Data Warehousing Final Report, Historic Video Game Sales
Course: Data Warehousing (ISM 6208)
Timeline: April 2026 - April 2026
Project Type: Coursework
SQL Python Pandas
Project Description
Video Game Sales Data Warehouse is an end-to-end data warehousing project that models 44 years of global video game sales data spanning 1980 to 2024, built to answer analytical questions around genre trends, platform competition, and the relationship between critical acclaim and commercial success. The project ingests a 64,016 record dataset sourced from Kaggle and processes it through a two-schema PostgreSQL architecture consisting of a raw staging layer and a star schema data warehouse, following dimensional modeling best practices established by Kimball and Ross.

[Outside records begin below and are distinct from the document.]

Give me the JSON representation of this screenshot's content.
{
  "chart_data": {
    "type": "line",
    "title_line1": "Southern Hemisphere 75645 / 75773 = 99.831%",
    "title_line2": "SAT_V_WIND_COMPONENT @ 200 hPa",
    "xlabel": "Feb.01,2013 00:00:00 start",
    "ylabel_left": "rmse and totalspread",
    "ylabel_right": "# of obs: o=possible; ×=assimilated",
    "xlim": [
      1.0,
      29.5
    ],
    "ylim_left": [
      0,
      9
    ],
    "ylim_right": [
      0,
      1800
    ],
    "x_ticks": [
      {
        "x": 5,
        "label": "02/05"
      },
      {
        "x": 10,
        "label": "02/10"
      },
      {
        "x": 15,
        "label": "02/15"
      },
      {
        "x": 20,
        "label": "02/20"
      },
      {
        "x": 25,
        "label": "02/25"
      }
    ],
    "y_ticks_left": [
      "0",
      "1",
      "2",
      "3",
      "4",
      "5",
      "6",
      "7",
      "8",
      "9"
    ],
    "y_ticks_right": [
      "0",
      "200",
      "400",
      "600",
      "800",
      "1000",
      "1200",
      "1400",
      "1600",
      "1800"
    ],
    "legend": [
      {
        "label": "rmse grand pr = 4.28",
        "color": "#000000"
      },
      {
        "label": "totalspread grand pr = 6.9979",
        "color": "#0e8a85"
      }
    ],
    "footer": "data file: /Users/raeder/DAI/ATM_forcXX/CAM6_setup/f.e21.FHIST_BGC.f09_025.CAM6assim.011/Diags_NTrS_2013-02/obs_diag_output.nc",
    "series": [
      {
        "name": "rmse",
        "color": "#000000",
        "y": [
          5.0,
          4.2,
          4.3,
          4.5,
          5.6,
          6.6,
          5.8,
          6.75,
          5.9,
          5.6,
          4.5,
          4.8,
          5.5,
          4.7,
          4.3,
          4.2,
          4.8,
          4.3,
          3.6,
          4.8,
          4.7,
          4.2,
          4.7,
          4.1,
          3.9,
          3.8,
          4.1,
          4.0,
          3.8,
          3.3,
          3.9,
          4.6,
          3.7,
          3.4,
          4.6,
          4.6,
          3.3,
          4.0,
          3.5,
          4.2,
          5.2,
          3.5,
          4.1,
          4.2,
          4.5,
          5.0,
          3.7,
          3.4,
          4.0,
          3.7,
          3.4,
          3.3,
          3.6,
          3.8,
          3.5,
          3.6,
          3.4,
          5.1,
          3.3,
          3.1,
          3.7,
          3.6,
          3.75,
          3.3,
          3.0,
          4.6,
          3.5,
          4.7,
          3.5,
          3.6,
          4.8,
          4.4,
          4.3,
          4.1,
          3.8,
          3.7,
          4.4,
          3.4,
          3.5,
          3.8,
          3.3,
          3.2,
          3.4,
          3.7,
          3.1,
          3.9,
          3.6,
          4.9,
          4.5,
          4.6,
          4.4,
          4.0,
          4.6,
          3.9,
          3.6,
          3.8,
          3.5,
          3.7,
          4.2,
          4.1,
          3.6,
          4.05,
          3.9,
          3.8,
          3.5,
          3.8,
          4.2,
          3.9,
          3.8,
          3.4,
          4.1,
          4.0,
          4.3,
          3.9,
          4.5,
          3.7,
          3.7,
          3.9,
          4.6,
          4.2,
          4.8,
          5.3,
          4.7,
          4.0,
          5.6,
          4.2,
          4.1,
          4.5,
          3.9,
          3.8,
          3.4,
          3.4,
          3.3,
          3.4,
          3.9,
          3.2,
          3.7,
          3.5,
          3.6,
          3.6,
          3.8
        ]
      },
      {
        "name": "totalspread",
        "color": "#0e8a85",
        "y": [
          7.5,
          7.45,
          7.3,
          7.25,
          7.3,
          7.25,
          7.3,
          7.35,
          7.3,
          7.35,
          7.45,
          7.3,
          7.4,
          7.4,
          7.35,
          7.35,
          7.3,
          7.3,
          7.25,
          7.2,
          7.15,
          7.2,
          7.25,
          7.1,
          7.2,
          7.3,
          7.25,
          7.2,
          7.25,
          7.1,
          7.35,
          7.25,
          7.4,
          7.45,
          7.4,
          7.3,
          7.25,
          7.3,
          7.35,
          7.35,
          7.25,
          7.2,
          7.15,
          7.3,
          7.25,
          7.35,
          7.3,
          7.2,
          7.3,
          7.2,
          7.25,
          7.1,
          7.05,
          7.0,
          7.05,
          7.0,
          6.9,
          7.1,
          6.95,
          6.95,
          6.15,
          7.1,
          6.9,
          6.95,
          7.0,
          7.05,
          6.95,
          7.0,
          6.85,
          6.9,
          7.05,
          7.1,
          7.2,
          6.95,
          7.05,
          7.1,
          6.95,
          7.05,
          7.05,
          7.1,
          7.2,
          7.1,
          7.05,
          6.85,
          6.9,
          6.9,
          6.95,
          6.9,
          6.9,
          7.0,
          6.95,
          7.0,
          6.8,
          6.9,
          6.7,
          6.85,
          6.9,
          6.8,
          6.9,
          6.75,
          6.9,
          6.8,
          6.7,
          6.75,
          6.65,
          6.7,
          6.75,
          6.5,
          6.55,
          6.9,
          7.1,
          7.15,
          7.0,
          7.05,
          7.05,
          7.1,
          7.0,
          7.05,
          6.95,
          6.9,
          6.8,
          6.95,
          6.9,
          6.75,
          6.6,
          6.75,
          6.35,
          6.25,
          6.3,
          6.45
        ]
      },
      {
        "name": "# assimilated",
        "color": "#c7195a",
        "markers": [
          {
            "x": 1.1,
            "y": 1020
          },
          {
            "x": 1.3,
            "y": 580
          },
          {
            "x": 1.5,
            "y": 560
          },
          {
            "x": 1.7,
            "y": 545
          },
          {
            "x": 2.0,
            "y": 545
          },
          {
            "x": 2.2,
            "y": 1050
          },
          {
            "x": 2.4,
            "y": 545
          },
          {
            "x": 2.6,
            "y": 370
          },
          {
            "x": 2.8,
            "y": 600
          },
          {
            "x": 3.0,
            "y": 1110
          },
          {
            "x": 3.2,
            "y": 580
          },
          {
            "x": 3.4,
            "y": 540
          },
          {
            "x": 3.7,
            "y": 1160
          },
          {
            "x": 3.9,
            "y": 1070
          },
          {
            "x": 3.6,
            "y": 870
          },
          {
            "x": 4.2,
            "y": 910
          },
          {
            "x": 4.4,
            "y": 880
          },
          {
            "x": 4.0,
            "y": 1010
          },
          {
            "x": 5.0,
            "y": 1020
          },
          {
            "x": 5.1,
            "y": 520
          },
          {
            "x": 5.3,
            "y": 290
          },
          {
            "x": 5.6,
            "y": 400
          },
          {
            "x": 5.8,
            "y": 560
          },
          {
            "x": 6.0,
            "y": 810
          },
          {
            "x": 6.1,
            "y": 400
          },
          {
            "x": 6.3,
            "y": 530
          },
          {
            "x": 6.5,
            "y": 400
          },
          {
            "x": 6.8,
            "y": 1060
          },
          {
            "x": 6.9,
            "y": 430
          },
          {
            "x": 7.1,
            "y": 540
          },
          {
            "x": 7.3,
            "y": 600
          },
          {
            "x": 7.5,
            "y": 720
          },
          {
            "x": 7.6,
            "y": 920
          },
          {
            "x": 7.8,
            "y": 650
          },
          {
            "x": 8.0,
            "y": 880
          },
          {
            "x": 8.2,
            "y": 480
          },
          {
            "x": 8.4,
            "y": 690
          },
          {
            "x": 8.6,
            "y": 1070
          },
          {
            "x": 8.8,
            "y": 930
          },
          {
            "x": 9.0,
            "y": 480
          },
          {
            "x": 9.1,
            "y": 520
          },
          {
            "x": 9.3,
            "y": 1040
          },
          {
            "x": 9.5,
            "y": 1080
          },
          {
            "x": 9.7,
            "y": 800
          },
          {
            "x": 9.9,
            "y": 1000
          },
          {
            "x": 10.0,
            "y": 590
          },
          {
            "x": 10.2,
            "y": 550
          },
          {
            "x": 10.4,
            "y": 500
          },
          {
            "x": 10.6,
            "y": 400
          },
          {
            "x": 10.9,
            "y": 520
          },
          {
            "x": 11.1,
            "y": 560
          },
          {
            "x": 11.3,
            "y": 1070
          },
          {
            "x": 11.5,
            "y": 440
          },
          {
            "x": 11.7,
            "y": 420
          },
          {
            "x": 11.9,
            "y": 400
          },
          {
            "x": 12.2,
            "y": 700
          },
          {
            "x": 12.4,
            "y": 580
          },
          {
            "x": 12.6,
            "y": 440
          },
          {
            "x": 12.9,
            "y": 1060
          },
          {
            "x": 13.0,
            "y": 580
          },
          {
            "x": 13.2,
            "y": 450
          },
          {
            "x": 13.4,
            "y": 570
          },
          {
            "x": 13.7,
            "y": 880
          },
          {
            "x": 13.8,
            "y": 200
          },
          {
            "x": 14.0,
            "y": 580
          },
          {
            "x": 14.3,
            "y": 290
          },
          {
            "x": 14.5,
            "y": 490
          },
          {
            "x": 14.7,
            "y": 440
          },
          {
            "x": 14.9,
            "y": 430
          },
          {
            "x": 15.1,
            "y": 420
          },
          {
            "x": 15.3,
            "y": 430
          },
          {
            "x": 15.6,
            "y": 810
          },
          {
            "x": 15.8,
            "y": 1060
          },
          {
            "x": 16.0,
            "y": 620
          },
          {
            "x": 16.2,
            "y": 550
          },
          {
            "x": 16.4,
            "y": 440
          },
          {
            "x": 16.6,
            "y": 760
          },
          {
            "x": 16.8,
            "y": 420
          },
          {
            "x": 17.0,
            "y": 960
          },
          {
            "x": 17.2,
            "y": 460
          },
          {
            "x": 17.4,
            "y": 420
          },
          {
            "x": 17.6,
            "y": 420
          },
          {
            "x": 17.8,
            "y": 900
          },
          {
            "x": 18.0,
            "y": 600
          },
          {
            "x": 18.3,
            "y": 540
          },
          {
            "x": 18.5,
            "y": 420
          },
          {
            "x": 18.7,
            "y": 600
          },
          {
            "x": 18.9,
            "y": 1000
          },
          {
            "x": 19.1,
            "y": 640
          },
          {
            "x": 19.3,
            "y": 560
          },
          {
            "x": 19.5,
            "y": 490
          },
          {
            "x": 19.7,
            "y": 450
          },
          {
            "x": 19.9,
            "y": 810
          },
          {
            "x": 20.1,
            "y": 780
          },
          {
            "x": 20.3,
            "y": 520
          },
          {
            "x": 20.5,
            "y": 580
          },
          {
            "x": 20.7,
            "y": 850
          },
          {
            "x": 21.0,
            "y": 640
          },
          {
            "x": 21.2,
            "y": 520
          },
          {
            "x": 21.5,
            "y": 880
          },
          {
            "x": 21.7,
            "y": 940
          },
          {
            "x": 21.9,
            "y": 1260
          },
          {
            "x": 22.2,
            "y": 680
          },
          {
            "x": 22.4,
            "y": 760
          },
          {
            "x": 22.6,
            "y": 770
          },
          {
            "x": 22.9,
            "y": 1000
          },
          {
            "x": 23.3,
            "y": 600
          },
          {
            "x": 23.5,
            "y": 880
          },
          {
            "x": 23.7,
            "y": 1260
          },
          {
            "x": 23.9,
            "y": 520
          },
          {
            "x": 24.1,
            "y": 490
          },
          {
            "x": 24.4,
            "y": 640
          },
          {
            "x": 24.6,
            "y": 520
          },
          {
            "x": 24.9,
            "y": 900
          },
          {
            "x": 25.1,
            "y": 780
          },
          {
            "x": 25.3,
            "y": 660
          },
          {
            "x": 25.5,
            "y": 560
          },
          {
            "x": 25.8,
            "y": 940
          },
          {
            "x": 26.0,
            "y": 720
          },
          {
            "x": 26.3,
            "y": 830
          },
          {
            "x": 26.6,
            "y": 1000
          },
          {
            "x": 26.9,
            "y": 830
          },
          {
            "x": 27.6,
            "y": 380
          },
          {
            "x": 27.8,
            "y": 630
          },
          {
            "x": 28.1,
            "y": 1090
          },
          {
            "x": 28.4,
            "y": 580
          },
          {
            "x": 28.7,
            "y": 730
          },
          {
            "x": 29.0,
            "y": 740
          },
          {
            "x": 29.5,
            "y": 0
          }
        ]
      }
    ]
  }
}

The ETL pipeline is written in Python using SQLAlchemy and pandas, handling extraction from CSV, schema creation, dimension loading with static seeding and dynamic population, and fact table loading at a grain of one row per game, platform, and region. The star schema consists of seven dimension tables and one central fact table, with dim_game implementing SCD Type 2 using effective and expiry dates to track historical changes in game records, and dim_platform enriched with manufacturer, platform type, and console generation metadata derived from a manually constructed lookup table covering 81 unique platforms. Analytical queries are organized across three topics, genre trends over time, Nintendo vs Sony vs Microsoft platform wars, and critic score vs sales correlation, leveraging window functions including RANK and NTILE. Six data visualizations are generated from pgAdmin CSV exports using a dedicated Python matplotlib script, producing publication-ready charts including a diverging bar chart of genre growth across decades, grouped sales comparisons across manufacturers, NTILE quartile platform rankings, and a critic-proof games analysis highlighting high-selling titles despite poor critical reception. The project demonstrates dimensional modeling and star schema design, SCD Type 2 implementation, three-layer ETL pipeline architecture, analytical SQL with window functions, and data visualization with matplotlib and pandas. Final report is in project downloads.
Course Information
Data Warehousing
ISM 6208
This course provides a thorough foundation in designing and implementing enterprise data warehouses for business intelligence and analytics. We'll study fundamental architectures including star schemas, snowflake schemas, and dimensional modeling techniques that optimize data warehouses for analytical queries. The curriculum covers designing fact and dimension tables, managing slowly changing dimensions, and building ETL (Extract, Transform, Load) processes to integrate data from multiple source systems. We'll compare traditional data warehouse approaches with modern data lake architectures, learning the trade-offs and appropriate use cases for each. Significant emphasis is placed on data quality, governance, and metadata management, the foundational work that makes data warehouses valuable for decision-making. Topics also include OLAP cubes, data marts, and performance optimization for complex analytical workloads. The hands-on components involve actually designing warehouse schemas and implementing dimensional models, providing practical experience with the tools and techniques used in production environments. This course complements my other database and analytics coursework by focusing specifically on how to structure and manage data for business intelligence, reporting, and analytical applications at enterprise scale.